People who venture into dungeon zones, hunt beasts, bring back relics, and make coin. Some are idiots. Others legends. My parents… they were Hunters. Rankers, even. And they died because of it.

And yet, I wonder…

Did they feel it too? That shifting current. The pull toward something greater than a desk job, or a mock battle in school simulation pods. Maybe they heard the same whisper I did.

Akio shifted slightly, wincing.

But the pain was good.

It told him he was still here.

The decision came quietly. Not with a grand speech, or lightning splitting the sky. Just a simple thought, spoken aloud to the empty room:

"I want to be a Hunter."

Not for glory.

Not even for revenge.

But because this world, with all its brutality and beauty, had finally cracked open its door. And he wanted to walk through it to become stronger.

Two days later, the paperwork was signed.

The process was surprisingly bureaucratic. Identity verification, health clearance, mana sensitivity scan—all completed in hours. And then came the transport authorization: one ticket to a Hunter military base near the southern ridge. Basic training began immediately for initiates.

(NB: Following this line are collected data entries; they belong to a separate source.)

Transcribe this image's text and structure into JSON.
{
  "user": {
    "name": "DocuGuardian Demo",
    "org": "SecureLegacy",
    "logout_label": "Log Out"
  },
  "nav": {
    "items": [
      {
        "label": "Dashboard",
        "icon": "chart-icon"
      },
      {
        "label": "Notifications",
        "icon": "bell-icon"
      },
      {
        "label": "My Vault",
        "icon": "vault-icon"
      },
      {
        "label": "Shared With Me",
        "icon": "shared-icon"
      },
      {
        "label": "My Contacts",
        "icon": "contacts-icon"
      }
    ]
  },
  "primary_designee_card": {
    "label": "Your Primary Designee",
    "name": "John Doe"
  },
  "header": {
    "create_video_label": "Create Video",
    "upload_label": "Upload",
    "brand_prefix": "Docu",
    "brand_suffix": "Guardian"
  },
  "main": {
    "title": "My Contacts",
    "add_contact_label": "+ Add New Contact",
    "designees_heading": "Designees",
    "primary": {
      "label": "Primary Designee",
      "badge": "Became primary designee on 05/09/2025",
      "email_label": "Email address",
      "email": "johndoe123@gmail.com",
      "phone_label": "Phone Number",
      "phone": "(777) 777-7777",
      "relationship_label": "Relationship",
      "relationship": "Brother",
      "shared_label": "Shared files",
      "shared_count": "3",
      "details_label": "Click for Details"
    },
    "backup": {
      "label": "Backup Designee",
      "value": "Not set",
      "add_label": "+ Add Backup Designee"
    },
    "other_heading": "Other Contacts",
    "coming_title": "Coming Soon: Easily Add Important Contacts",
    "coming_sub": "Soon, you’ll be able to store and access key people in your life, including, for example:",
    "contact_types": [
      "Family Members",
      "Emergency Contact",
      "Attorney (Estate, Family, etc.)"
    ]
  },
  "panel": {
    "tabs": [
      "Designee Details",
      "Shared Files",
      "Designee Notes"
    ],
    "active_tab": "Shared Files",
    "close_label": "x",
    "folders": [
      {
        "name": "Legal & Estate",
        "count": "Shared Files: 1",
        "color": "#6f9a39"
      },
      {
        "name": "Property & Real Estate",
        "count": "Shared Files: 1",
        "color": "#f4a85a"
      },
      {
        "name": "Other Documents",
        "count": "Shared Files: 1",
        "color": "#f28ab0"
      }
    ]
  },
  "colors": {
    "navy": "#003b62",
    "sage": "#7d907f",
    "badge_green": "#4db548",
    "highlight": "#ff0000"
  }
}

"Surprised you passed the scan," the clerk muttered as he handed Akio the pass, glancing at the readings. "You've got high potential mana flow, but it's weird. Like it's sleeping with one eye open."

Akio didn't reply.

He just nodded, tucked the pass into his coat, and walked off.

Outside, wind rustled the leaves.

And he smiled.

Because for the first time in a long while, he wasn't running senarios in his head.

He was living them.

The hallway lights buzzed faintly as Akio stepped out of his hospital room, a bandaged arm and a half-finished discharge form crumpled in his fist. He didn't need a send-off. Not from the staff. Not from the world. He just needed purpose. And now, he had one.

Outside, winter sunlight pierced through the haze of the city, and the chill bit into his skin as if to remind him he was alive. A fresh kind of alive. The kind that had faced death and come out different. The kind that saw glowing particles in the air and wasn't afraid anymore.

He made his way back home in a quiet haze, and when he opened the front door, the familiar creak made his grandmother turn from the kitchen.

"You're back," she said softly, setting the kettle down.

Akio nodded, hanging his coat by the door. "Just for a bit."

She looked him over. Her gaze lingered on the faded bruises, the edge of the bandage that peeked from beneath his sleeve, the stiff way he moved. Her eyes didn't question—she had seen too much in her life to pry. But they waited.

"I've decided," he said.

She poured tea and handed him a cup without a word, motioning for him to sit. He did, the steam curling around his face.

"I want to be a Hunter."

She didn't flinch. "You're serious?"

"I am."

He sipped, waiting. Silence stretched between them, and he half-expected a lecture, a protest, anything. But she just watched him.

"I figured," she finally said.

That caught him off-guard. "You did?"

"You've had that look since you were a kid. Like you were meant for more than this cage of walls and routine. You just didn't know where to start."

"I do now."

She stood and reached for the small drawer by the sink. From it, she pulled a faded envelope—sealed and labeled with the city's Hunter Bureau insignia.

"I signed you," she said, setting it down in front of him. "Back when your parents…" she trailed off. "I didn't think you'd be ready. But now?"

Akio took the envelope slowly, blinking. "You knew I'd choose this?"

She smiled faintly. "No. But I hoped you would."

He stood in silence, then wrapped her in a one-armed hug. She didn't say anything. She just squeezed back.